J’ai été bluffé par l'habileté des pêcheurs (et de leurs familles). Quand leur bateau sort, ils font la très grosse majorité des travaux par eux-mêmes et ce ne sont pas des petits travaux. Exemple, le bateau vert. Son étrave devait être bien pourrie, comme pas mal de bordés. Changer un bordé, c'est physique, il faut l'ajuster correctement, mais ce n'est que remplacer une planche par une autre planche.
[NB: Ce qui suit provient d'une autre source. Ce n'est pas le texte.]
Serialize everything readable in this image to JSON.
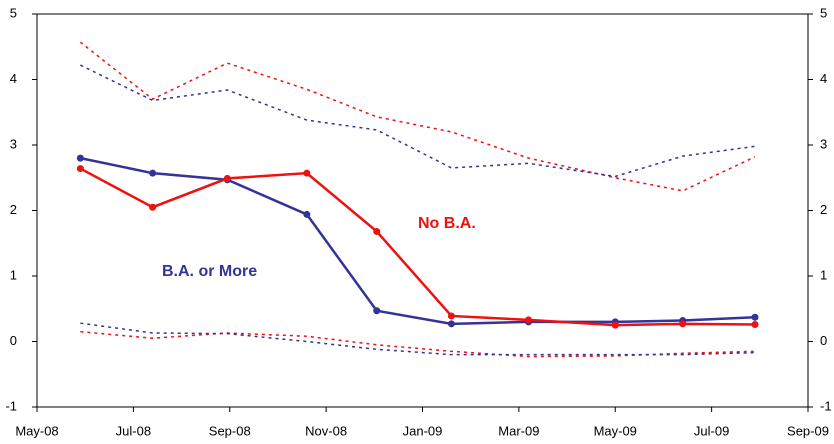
{
  "chart_data": {
    "type": "line",
    "annotations": [
      {
        "text": "No B.A.",
        "color": "#ee1111"
      },
      {
        "text": "B.A. or More",
        "color": "#333399"
      }
    ],
    "x": [
      0.9,
      2.4,
      3.95,
      5.6,
      7.05,
      8.6,
      10.2,
      12.0,
      13.4,
      14.9
    ],
    "xlim": [
      0,
      16
    ],
    "xticks": [
      {
        "value": 0,
        "label": "May-08"
      },
      {
        "value": 2,
        "label": "Jul-08"
      },
      {
        "value": 4,
        "label": "Sep-08"
      },
      {
        "value": 6,
        "label": "Nov-08"
      },
      {
        "value": 8,
        "label": "Jan-09"
      },
      {
        "value": 10,
        "label": "Mar-09"
      },
      {
        "value": 12,
        "label": "May-09"
      },
      {
        "value": 14,
        "label": "Jul-09"
      },
      {
        "value": 16,
        "label": "Sep-09"
      }
    ],
    "ylim": [
      -1,
      5
    ],
    "yticks": [
      -1,
      0,
      1,
      2,
      3,
      4,
      5
    ],
    "y2lim": [
      -1,
      5
    ],
    "y2ticks": [
      -1,
      0,
      1,
      2,
      3,
      4,
      5
    ],
    "series": [
      {
        "color": "#ee1111",
        "dashed": true,
        "values": [
          4.57,
          3.7,
          4.25,
          3.85,
          3.43,
          3.2,
          2.8,
          2.5,
          2.3,
          2.82
        ]
      },
      {
        "color": "#333399",
        "dashed": true,
        "values": [
          4.22,
          3.68,
          3.84,
          3.38,
          3.23,
          2.65,
          2.72,
          2.52,
          2.83,
          2.98
        ]
      },
      {
        "color": "#ee1111",
        "dashed": true,
        "values": [
          0.15,
          0.05,
          0.13,
          0.08,
          -0.05,
          -0.15,
          -0.23,
          -0.22,
          -0.18,
          -0.15
        ]
      },
      {
        "color": "#333399",
        "dashed": true,
        "values": [
          0.28,
          0.13,
          0.12,
          0.0,
          -0.12,
          -0.2,
          -0.2,
          -0.2,
          -0.2,
          -0.17
        ]
      },
      {
        "color": "#333399",
        "markers": true,
        "values": [
          2.8,
          2.57,
          2.47,
          1.94,
          0.47,
          0.27,
          0.3,
          0.3,
          0.32,
          0.37
        ]
      },
      {
        "color": "#ee1111",
        "markers": true,
        "values": [
          2.64,
          2.05,
          2.49,
          2.57,
          1.68,
          0.39,
          0.33,
          0.25,
          0.27,
          0.26
        ]
      }
    ]
  }
}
Confectionner une pièce d'étrave, c'est une autre paire de manche.

Sur la photo, vous la voyez après une journée de travail : elle est arrivée le matin sur le "dos" d'un pick-up et déchargée à la cow-boy : en l'absence de grue, elle est amarrée d'un côté, la voiture avance et il y a bien un moment où elle tombe par terre ! Section carrée 50 X 50, longueur 6/7m. C'était un bel arbre. Et voilà ce qu'il en reste à la fin de la journée, tout le travail fait … à la tronçonneuse ! La quantité de copeaux parle d'elle-même. La pièce d'étrave a été mise à poste quelques jours après (finition peinture) avec guirlandes au sommet et moult pétards. Comme le veut la tradition thaï (largement inspirée des chinois !). Malheureusement mon mât était sous la grue à ce moment et je n'ai pas pu prendre de photos. Je ne suis pas sûr que beaucoup de nos pêcheurs de chez nous soient capables d'en faire autant ! Une autre conclusion est que le bateau était quand même bien pourri !

Beaucoup de bateaux sont assez "fatigués". Ce bateau bleu a l'air tout pimpant avec sa peinture toute fraîche. Mais si on zoome sur la photo, on voit pleins de points rouges sur la coque. Chaque point rouge était un trou de ver, agrandi à la perceuse et ensuite bourré d'époxy….  Le bureau Veritas certifierait-il ce bateau ? Les normes de navigabilité ici ne sont manifestement pas les mêmes que chez nous. Mon regret est de n'avoir malheureusement pas pu échanger avec eux à cause de la barrière de la langue et c'est bien dommage.

 

Ces deux mois passés au chantier ont constitué une expérience intéressante car en immersion totale en ambiance thaï. Certes un peu austère, le premier resto est à 15 km, pour les salons de massage, je ne sais pas ! On est très loin de la plaisance bling bling de la côte d'azur ou de Phuket ! Mais c'est bien plus sympa.